Morton (ibid.) émet l’hypothèse qu’une explication du présent n’est pas possible. Autrement dit, les phénomènes tels que le changement climatique doivent être problématisés à un autre niveau de réflexion : « Quel sens cela a-t-il dans le cadre d’une prise de conscience écologique naissante ? Cela signifie que les humains ne sont pas totalement responsables de l’attribution de sens et de valeur à des évènements qui ne peuvent pas être mesurés statistiquement » (p. 367). La confiance en la raison, dans un contexte de défi lié au changement climatique, est à entendre comme la confiance en la capacité humaine à agir et à corriger la marche de la civilisation vers son effondrement. Morton (ibid.) met cependant en doute cette capabilité en soulignant le caractère faible, voire même illusoire de la raison : l’abstraction (ou corrélation) au sens de Morton se réfère à un paradigme dominant de pensée ne permettant pas de donner un sens à la réalité ou à l’objet en jeu. La raison ne peut donc pas résoudre les problèmes humains et la solution ne peut être basée sur le « monde de vie : le monde humain dont les hommes […] ont une compréhension préréflexive et en font l’expérience, par distinction avec une représentation scientifique du monde théoriquement fondé » (Alheit 2019 : 120). Cependant, Morton ne répond toutefois pas à la question de la nécessaire connaissance, même limitée, des effets du capitalisme pour engager la responsabilité de l’action humaine. 

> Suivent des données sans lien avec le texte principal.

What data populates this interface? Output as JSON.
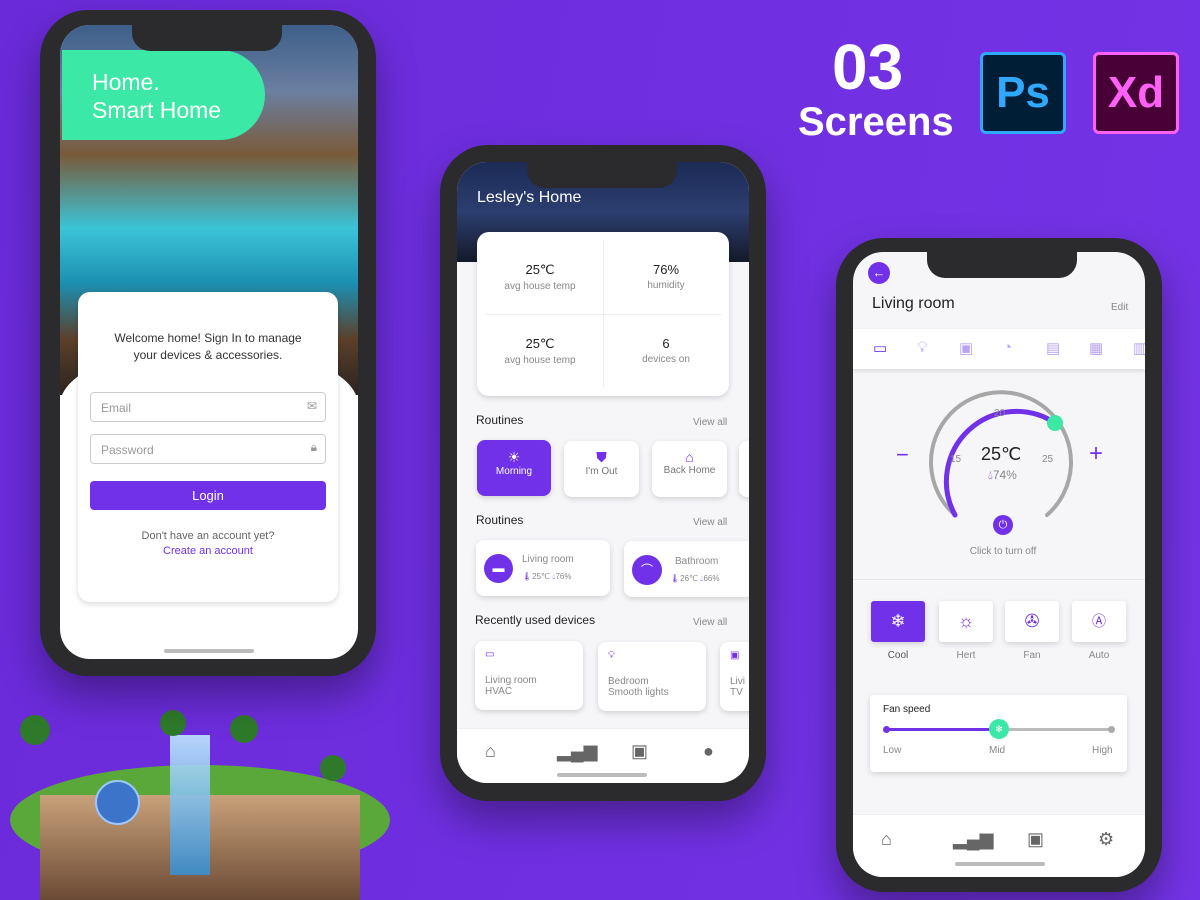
{
  "promo": {
    "count": "03",
    "label": "Screens",
    "apps": [
      "Ps",
      "Xd"
    ],
    "colors": {
      "ps": "#31a8ff",
      "ps_bg": "#001e36",
      "xd": "#ff61f6",
      "xd_bg": "#470137",
      "accent": "#7131e8",
      "mint": "#3ce8a6"
    }
  },
  "login": {
    "brand_line1": "Home.",
    "brand_line2": "Smart Home",
    "welcome": "Welcome home! Sign In to manage your devices & accessories.",
    "email_placeholder": "Email",
    "password_placeholder": "Password",
    "login_button": "Login",
    "no_account": "Don't have an account yet?",
    "create_account": "Create an account"
  },
  "home": {
    "title": "Lesley's Home",
    "stats": [
      {
        "value": "25℃",
        "label": "avg house temp"
      },
      {
        "value": "76%",
        "label": "humidity"
      },
      {
        "value": "25℃",
        "label": "avg house temp"
      },
      {
        "value": "6",
        "label": "devices on"
      }
    ],
    "routines_title": "Routines",
    "view_all": "View all",
    "routines": [
      {
        "label": "Morning",
        "icon": "sunrise-icon"
      },
      {
        "label": "I'm Out",
        "icon": "shield-icon"
      },
      {
        "label": "Back Home",
        "icon": "home-icon"
      }
    ],
    "rooms_title": "Routines",
    "rooms": [
      {
        "name": "Living room",
        "temp": "25℃",
        "humidity": "76%"
      },
      {
        "name": "Bathroom",
        "temp": "26℃",
        "humidity": "66%"
      }
    ],
    "recent_title": "Recently used devices",
    "devices": [
      {
        "line1": "Living room",
        "line2": "HVAC"
      },
      {
        "line1": "Bedroom",
        "line2": "Smooth lights"
      },
      {
        "line1": "Livi",
        "line2": "TV"
      }
    ]
  },
  "room": {
    "title": "Living room",
    "edit": "Edit",
    "temp": "25℃",
    "humidity": "74%",
    "dial_labels": [
      "15",
      "20",
      "25"
    ],
    "turn_off": "Click to turn off",
    "modes": [
      {
        "label": "Cool",
        "icon": "snowflake-icon",
        "active": true
      },
      {
        "label": "Hert",
        "icon": "sun-icon"
      },
      {
        "label": "Fan",
        "icon": "fan-icon"
      },
      {
        "label": "Auto",
        "icon": "auto-icon"
      }
    ],
    "fan_speed_title": "Fan speed",
    "fan_levels": [
      "Low",
      "Mid",
      "High"
    ],
    "fan_speed_value": 0.5
  }
}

L’Anthropocène bouleverse également la compréhension de l’éthique et de la morale. Dans sa contribution intitulée « Ethics for the Anthropocene » (op. cit.), Jamieson explique que, l’éthique est l’expression d’une interrogation sur le proche. Il réfute l’idée d’une morale abstraite et systématique et par là, les caractéristiques de la morale des Lumières : la « pureté, le caractère volontaire, l’inévitabilité et la généralisabilité (generalizability) (p. 389). En cela, la théorie de Jamieson rejoint les prémisses aristotéliciennes de MacIntyre (1984), qui postule que l’éthique du possible est axée sur la recherche du sens à donner aux variations d’une vie responsable. La vertu dépend du contexte de l’action. Que se passe-t-il lorsque ce contexte échappe à la compréhension humaine ?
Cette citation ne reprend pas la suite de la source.